Le Premier ministre a mené une marche vers l’église de la Sainte-Mère-de-Dieu, tandis que le Catholicos a dénoncé des actes de répression

Mardi 6 janvier, les célébrations de Noël en Arménie se sont déroulées dans une atmosphère tendue, mettant en exergue les divergences profondes entre les autorités politiques et spirituelles du pays.

La marche et le message du Premier ministre

Après avoir assisté à la messe de Noël en la cathédrale Saint-Grégoire l’Illuminateur d’Erevan, le Premier ministre Nikol Pachinian a pris la tête d’une marche en direction de l’église de la Sainte-Mère-de-Dieu (Sourp Asdvadzadzine). La liturgie a été célébrée par l’évêque Anouchavan Jamkotchian, qui s’est joint au chef du gouvernement.

Avant le début de la procession, le Premier ministre a déclaré que cette initiative visait à exprimer leur position face au « chef de facto de la Sainte Église apostolique arménienne et à son entourage proche », accusés d’instrumentaliser l’Église comme un « outil de guerre hybride » au service de puissances étrangères, menaçant ainsi l’Arménie, son indépendance et sa souveraineté.
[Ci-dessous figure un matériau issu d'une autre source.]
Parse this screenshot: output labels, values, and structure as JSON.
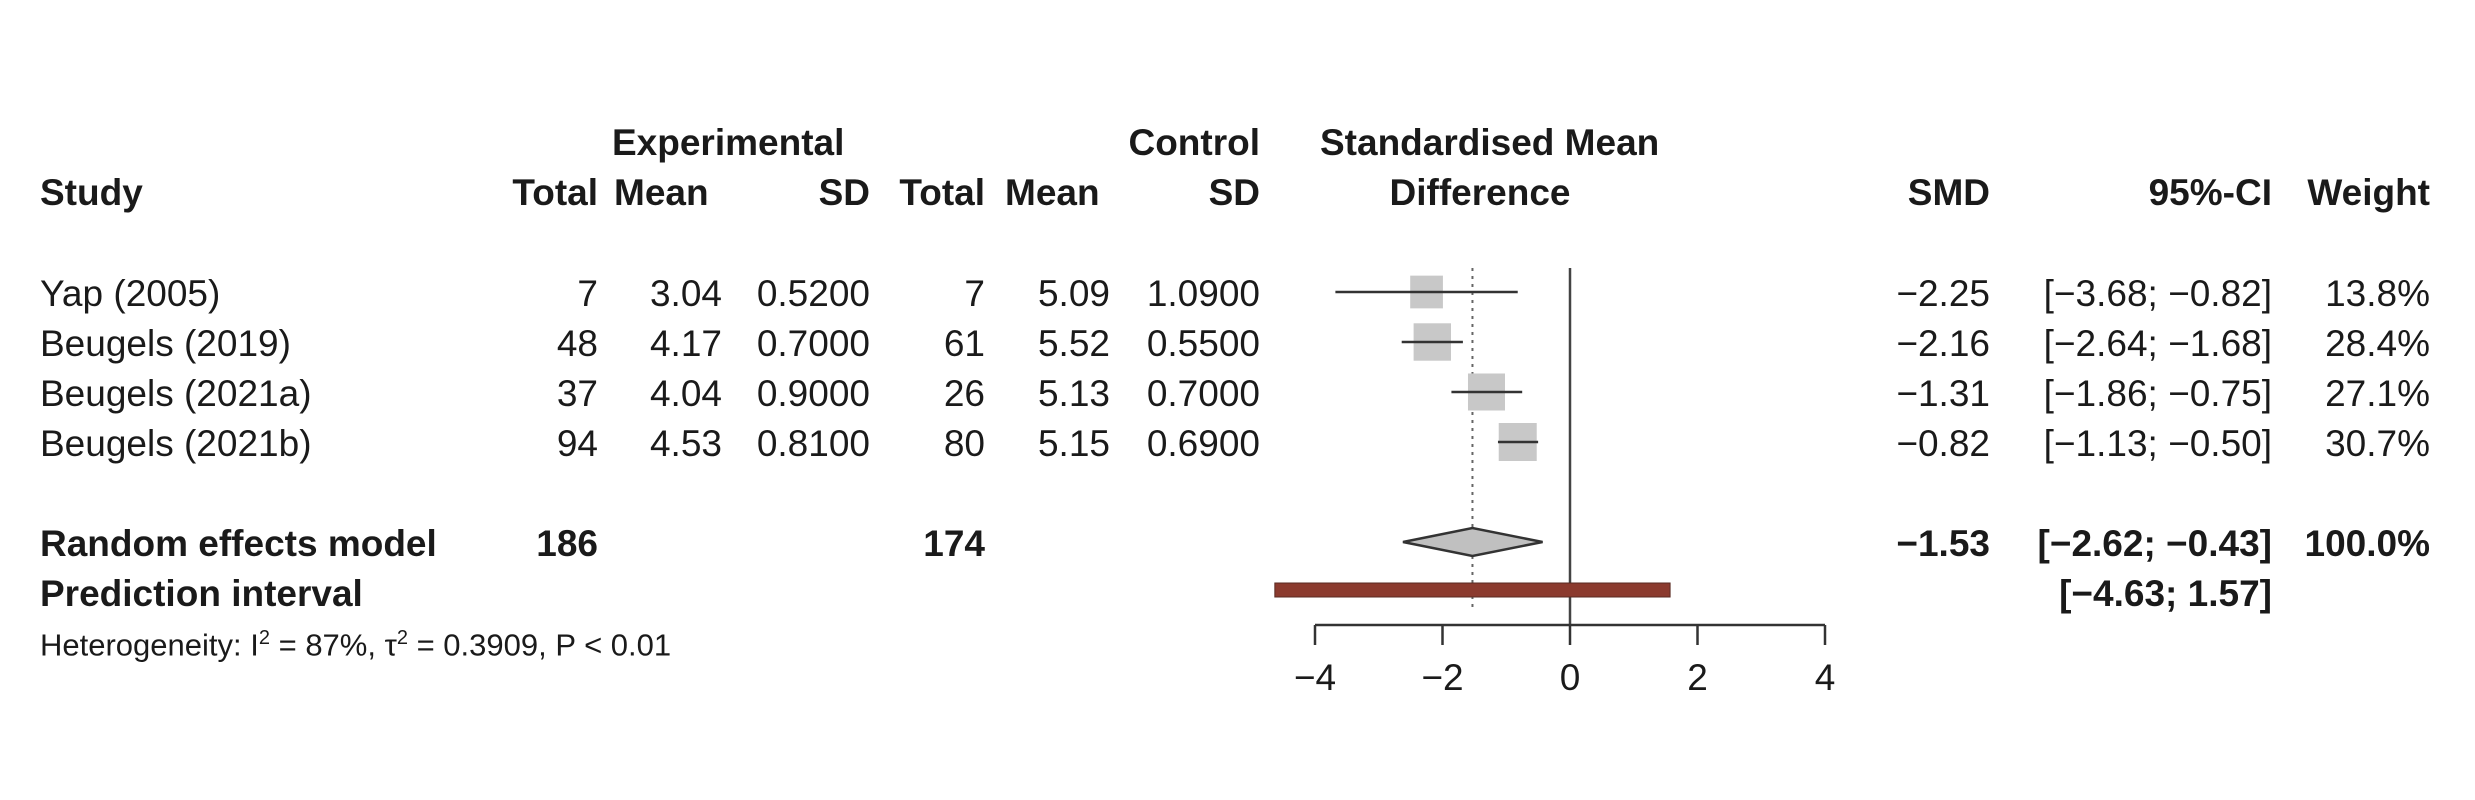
{
  "headers": {
    "study": "Study",
    "experimental": "Experimental",
    "control": "Control",
    "exp_total": "Total",
    "exp_mean": "Mean",
    "exp_sd": "SD",
    "ctl_total": "Total",
    "ctl_mean": "Mean",
    "ctl_sd": "SD",
    "smd_line1": "Standardised Mean",
    "smd_line2": "Difference",
    "smd": "SMD",
    "ci": "95%-CI",
    "weight": "Weight"
  },
  "rows": [
    {
      "study": "Yap (2005)",
      "exp_total": "7",
      "exp_mean": "3.04",
      "exp_sd": "0.5200",
      "ctl_total": "7",
      "ctl_mean": "5.09",
      "ctl_sd": "1.0900",
      "smd": "−2.25",
      "ci": "[−3.68; −0.82]",
      "weight": "13.8%"
    },
    {
      "study": "Beugels (2019)",
      "exp_total": "48",
      "exp_mean": "4.17",
      "exp_sd": "0.7000",
      "ctl_total": "61",
      "ctl_mean": "5.52",
      "ctl_sd": "0.5500",
      "smd": "−2.16",
      "ci": "[−2.64; −1.68]",
      "weight": "28.4%"
    },
    {
      "study": "Beugels (2021a)",
      "exp_total": "37",
      "exp_mean": "4.04",
      "exp_sd": "0.9000",
      "ctl_total": "26",
      "ctl_mean": "5.13",
      "ctl_sd": "0.7000",
      "smd": "−1.31",
      "ci": "[−1.86; −0.75]",
      "weight": "27.1%"
    },
    {
      "study": "Beugels (2021b)",
      "exp_total": "94",
      "exp_mean": "4.53",
      "exp_sd": "0.8100",
      "ctl_total": "80",
      "ctl_mean": "5.15",
      "ctl_sd": "0.6900",
      "smd": "−0.82",
      "ci": "[−1.13; −0.50]",
      "weight": "30.7%"
    }
  ],
  "summary": {
    "label": "Random effects model",
    "exp_total": "186",
    "ctl_total": "174",
    "smd": "−1.53",
    "ci": "[−2.62; −0.43]",
    "weight": "100.0%"
  },
  "prediction": {
    "label": "Prediction interval",
    "ci": "[−4.63;  1.57]"
  },
  "heterogeneity": {
    "prefix": "Heterogeneity: I",
    "i2_sup": "2",
    "i2_value": " = 87%, τ",
    "tau_sup": "2",
    "rest": " = 0.3909, P < 0.01"
  },
  "chart_data": {
    "type": "forest",
    "xlim": [
      -4,
      4
    ],
    "ticks": [
      -4,
      -2,
      0,
      2,
      4
    ],
    "tick_labels": [
      "−4",
      "−2",
      "0",
      "2",
      "4"
    ],
    "null_line": 0,
    "studies": [
      {
        "est": -2.25,
        "lo": -3.68,
        "hi": -0.82,
        "weight": 13.8
      },
      {
        "est": -2.16,
        "lo": -2.64,
        "hi": -1.68,
        "weight": 28.4
      },
      {
        "est": -1.31,
        "lo": -1.86,
        "hi": -0.75,
        "weight": 27.1
      },
      {
        "est": -0.82,
        "lo": -1.13,
        "hi": -0.5,
        "weight": 30.7
      }
    ],
    "summary": {
      "est": -1.53,
      "lo": -2.62,
      "hi": -0.43
    },
    "prediction": {
      "lo": -4.63,
      "hi": 1.57
    },
    "colors": {
      "box": "#c8c8c8",
      "line": "#333333",
      "diamond": "#c0c0c0",
      "prediction": "#8b3a2e",
      "dotted": "#666666"
    }
  }
}
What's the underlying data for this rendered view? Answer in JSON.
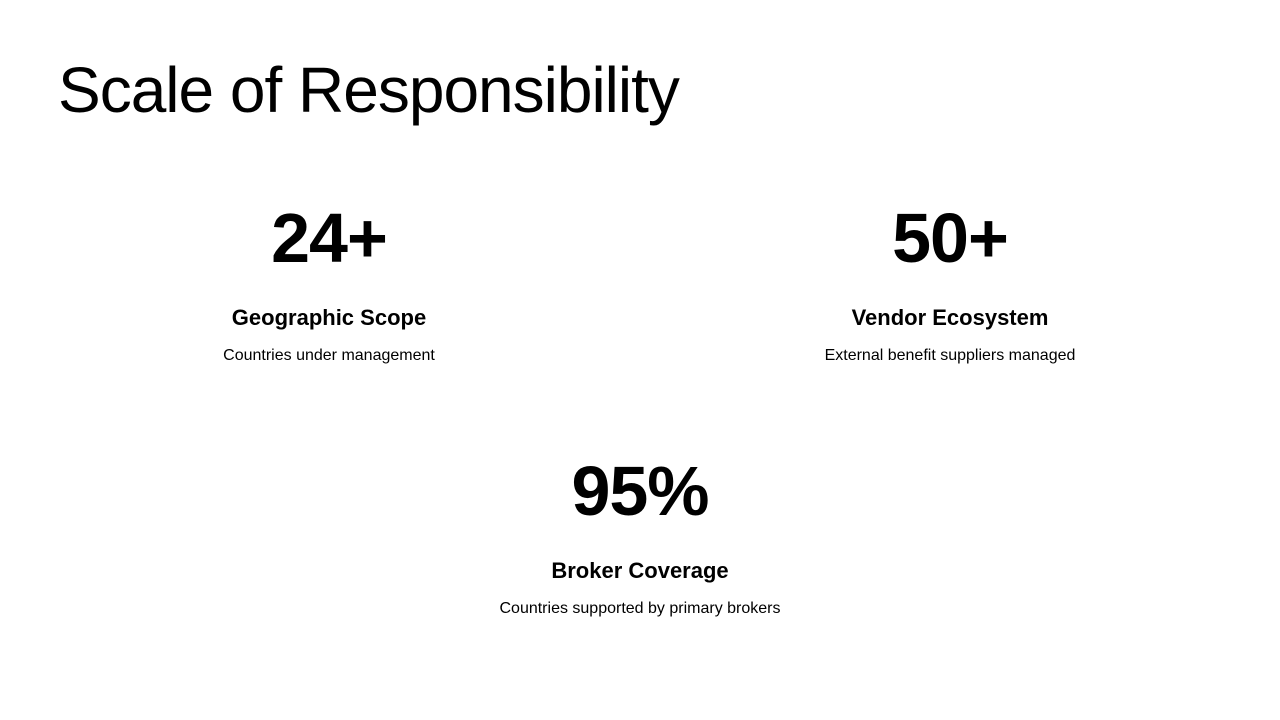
{
  "title": "Scale of Responsibility",
  "stats": [
    {
      "value": "24+",
      "label": "Geographic Scope",
      "description": "Countries under management"
    },
    {
      "value": "50+",
      "label": "Vendor Ecosystem",
      "description": "External benefit suppliers managed"
    },
    {
      "value": "95%",
      "label": "Broker Coverage",
      "description": "Countries supported by primary brokers"
    }
  ]
}
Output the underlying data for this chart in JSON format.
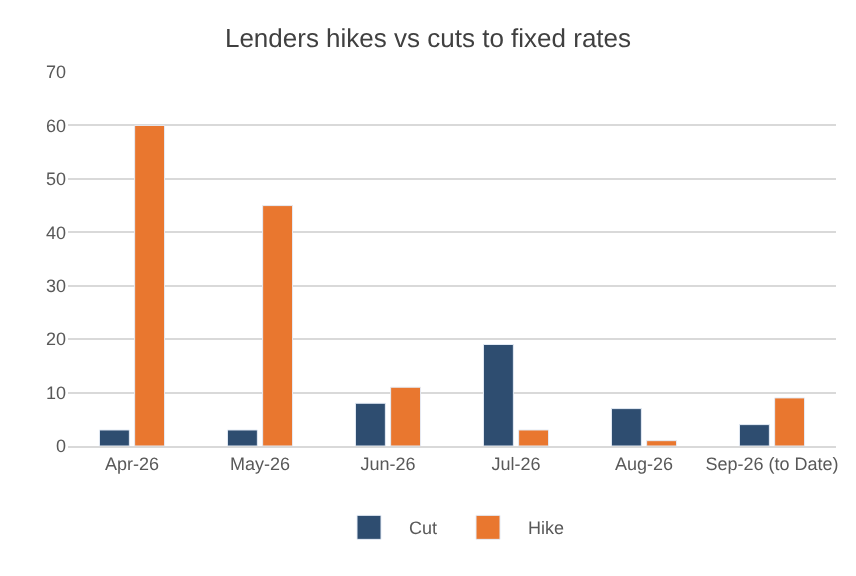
{
  "chart_data": {
    "type": "bar",
    "title": "Lenders hikes vs cuts to fixed rates",
    "categories": [
      "Apr-26",
      "May-26",
      "Jun-26",
      "Jul-26",
      "Aug-26",
      "Sep-26 (to Date)"
    ],
    "series": [
      {
        "name": "Cut",
        "color": "#2e4d70",
        "values": [
          3,
          3,
          8,
          19,
          7,
          4
        ]
      },
      {
        "name": "Hike",
        "color": "#e9772f",
        "values": [
          60,
          45,
          11,
          3,
          1,
          9
        ]
      }
    ],
    "ylim": [
      0,
      70
    ],
    "yticks": [
      0,
      10,
      20,
      30,
      40,
      50,
      60,
      70
    ],
    "grid": "y",
    "legend": "bottom"
  }
}
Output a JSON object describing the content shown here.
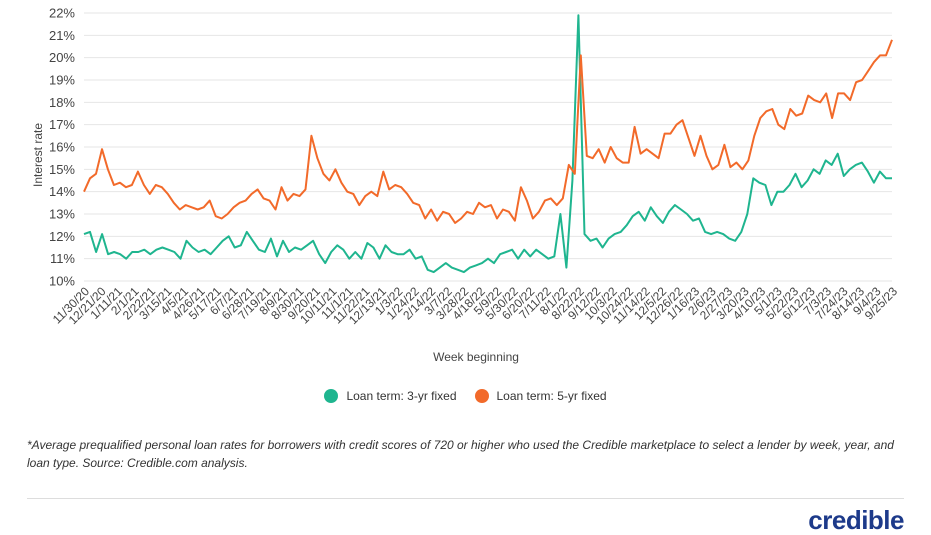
{
  "chart_data": {
    "type": "line",
    "ylabel": "Interest rate",
    "xlabel": "Week beginning",
    "ylim": [
      10,
      22
    ],
    "y_ticks": [
      "10%",
      "11%",
      "12%",
      "13%",
      "14%",
      "15%",
      "16%",
      "17%",
      "18%",
      "19%",
      "20%",
      "21%",
      "22%"
    ],
    "grid": "horizontal",
    "legend_position": "bottom-center",
    "x_tick_labels": [
      "11/30/20",
      "12/21/20",
      "1/11/21",
      "2/1/21",
      "2/22/21",
      "3/15/21",
      "4/5/21",
      "4/26/21",
      "5/17/21",
      "6/7/21",
      "6/28/21",
      "7/19/21",
      "8/9/21",
      "8/30/21",
      "9/20/21",
      "10/11/21",
      "11/1/21",
      "11/22/21",
      "12/13/21",
      "1/3/22",
      "1/24/22",
      "2/14/22",
      "3/7/22",
      "3/28/22",
      "4/18/22",
      "5/9/22",
      "5/30/22",
      "6/20/22",
      "7/11/22",
      "8/1/22",
      "8/22/22",
      "9/12/22",
      "10/3/22",
      "10/24/22",
      "11/14/22",
      "12/5/22",
      "12/26/22",
      "1/16/23",
      "2/6/23",
      "2/27/23",
      "3/20/23",
      "4/10/23",
      "5/1/23",
      "5/22/23",
      "6/12/23",
      "7/3/23",
      "7/24/23",
      "8/14/23",
      "9/4/23",
      "9/25/23"
    ],
    "series": [
      {
        "name": "Loan term: 3-yr fixed",
        "color": "#1fb58f",
        "values": [
          12.1,
          12.2,
          11.3,
          12.1,
          11.2,
          11.3,
          11.2,
          11.0,
          11.3,
          11.3,
          11.4,
          11.2,
          11.4,
          11.5,
          11.4,
          11.3,
          11.0,
          11.8,
          11.5,
          11.3,
          11.4,
          11.2,
          11.5,
          11.8,
          12.0,
          11.5,
          11.6,
          12.2,
          11.8,
          11.4,
          11.3,
          11.9,
          11.1,
          11.8,
          11.3,
          11.5,
          11.4,
          11.6,
          11.8,
          11.2,
          10.8,
          11.3,
          11.6,
          11.4,
          11.0,
          11.3,
          11.0,
          11.7,
          11.5,
          11.0,
          11.6,
          11.3,
          11.2,
          11.2,
          11.4,
          11.0,
          11.1,
          10.5,
          10.4,
          10.6,
          10.8,
          10.6,
          10.5,
          10.4,
          10.6,
          10.7,
          10.8,
          11.0,
          10.8,
          11.2,
          11.3,
          11.4,
          11.0,
          11.4,
          11.1,
          11.4,
          11.2,
          11.0,
          11.1,
          13.0,
          10.6,
          14.5,
          21.9,
          12.1,
          11.8,
          11.9,
          11.5,
          11.9,
          12.1,
          12.2,
          12.5,
          12.9,
          13.1,
          12.7,
          13.3,
          12.9,
          12.6,
          13.1,
          13.4,
          13.2,
          13.0,
          12.7,
          12.8,
          12.2,
          12.1,
          12.2,
          12.1,
          11.9,
          11.8,
          12.2,
          13.0,
          14.6,
          14.4,
          14.3,
          13.4,
          14.0,
          14.0,
          14.3,
          14.8,
          14.2,
          14.5,
          15.0,
          14.8,
          15.4,
          15.2,
          15.7,
          14.7,
          15.0,
          15.2,
          15.3,
          14.9,
          14.4,
          14.9,
          14.6,
          14.6
        ]
      },
      {
        "name": "Loan term: 5-yr fixed",
        "color": "#f26a2a",
        "values": [
          14.0,
          14.6,
          14.8,
          15.9,
          15.0,
          14.3,
          14.4,
          14.2,
          14.3,
          14.9,
          14.3,
          13.9,
          14.3,
          14.2,
          13.9,
          13.5,
          13.2,
          13.4,
          13.3,
          13.2,
          13.3,
          13.6,
          12.9,
          12.8,
          13.0,
          13.3,
          13.5,
          13.6,
          13.9,
          14.1,
          13.7,
          13.6,
          13.2,
          14.2,
          13.6,
          13.9,
          13.8,
          14.1,
          16.5,
          15.5,
          14.8,
          14.5,
          15.0,
          14.4,
          14.0,
          13.9,
          13.4,
          13.8,
          14.0,
          13.8,
          14.9,
          14.1,
          14.3,
          14.2,
          13.9,
          13.5,
          13.4,
          12.8,
          13.2,
          12.7,
          13.1,
          13.0,
          12.6,
          12.8,
          13.1,
          13.0,
          13.5,
          13.3,
          13.4,
          12.8,
          13.2,
          13.1,
          12.7,
          14.2,
          13.6,
          12.8,
          13.1,
          13.6,
          13.7,
          13.4,
          13.7,
          15.2,
          14.8,
          20.1,
          15.6,
          15.5,
          15.9,
          15.3,
          16.0,
          15.5,
          15.3,
          15.3,
          16.9,
          15.7,
          15.9,
          15.7,
          15.5,
          16.6,
          16.6,
          17.0,
          17.2,
          16.4,
          15.6,
          16.5,
          15.6,
          15.0,
          15.2,
          16.1,
          15.1,
          15.3,
          15.0,
          15.4,
          16.5,
          17.3,
          17.6,
          17.7,
          17.0,
          16.8,
          17.7,
          17.4,
          17.5,
          18.3,
          18.1,
          18.0,
          18.4,
          17.3,
          18.4,
          18.4,
          18.1,
          18.9,
          19.0,
          19.4,
          19.8,
          20.1,
          20.1,
          20.8
        ]
      }
    ]
  },
  "legend": [
    {
      "label": "Loan term: 3-yr fixed",
      "color": "#1fb58f"
    },
    {
      "label": "Loan term: 5-yr fixed",
      "color": "#f26a2a"
    }
  ],
  "footnote": "*Average prequalified personal loan rates for borrowers with credit scores of 720 or higher who used the Credible marketplace to select a lender by week, year, and loan type. Source: Credible.com analysis.",
  "brand": {
    "logo_text": "credible",
    "color": "#1d3a8a"
  }
}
Au terme de la marche, M. Pachinian a souligné : « Nous avons marché aujourd’hui pour dire à Jésus-Christ que nous suivons son message et que nous bâtissons la paix ». Faisant allusion à la prière liturgique « implorons le Seigneur pour la paix », il a insisté sur la nécessité, parallèlement à la prière, d’œuvrer à cette paix par des décisions et des actes concrets.

Réitérant ses accusations selon lesquelles certains tentent d’utiliser l’Église comme un bastion contre l’État, il a de nouveau qualifié le Catholicos Karékine II de « chef de facto de l’Église », affirmant que la hiérarchie ecclésiastique opère selon une « logique sectaire ». « Cela signifie que nous devons libérer l’Église du schisme et la rendre au peuple », a conclu le Premier ministre.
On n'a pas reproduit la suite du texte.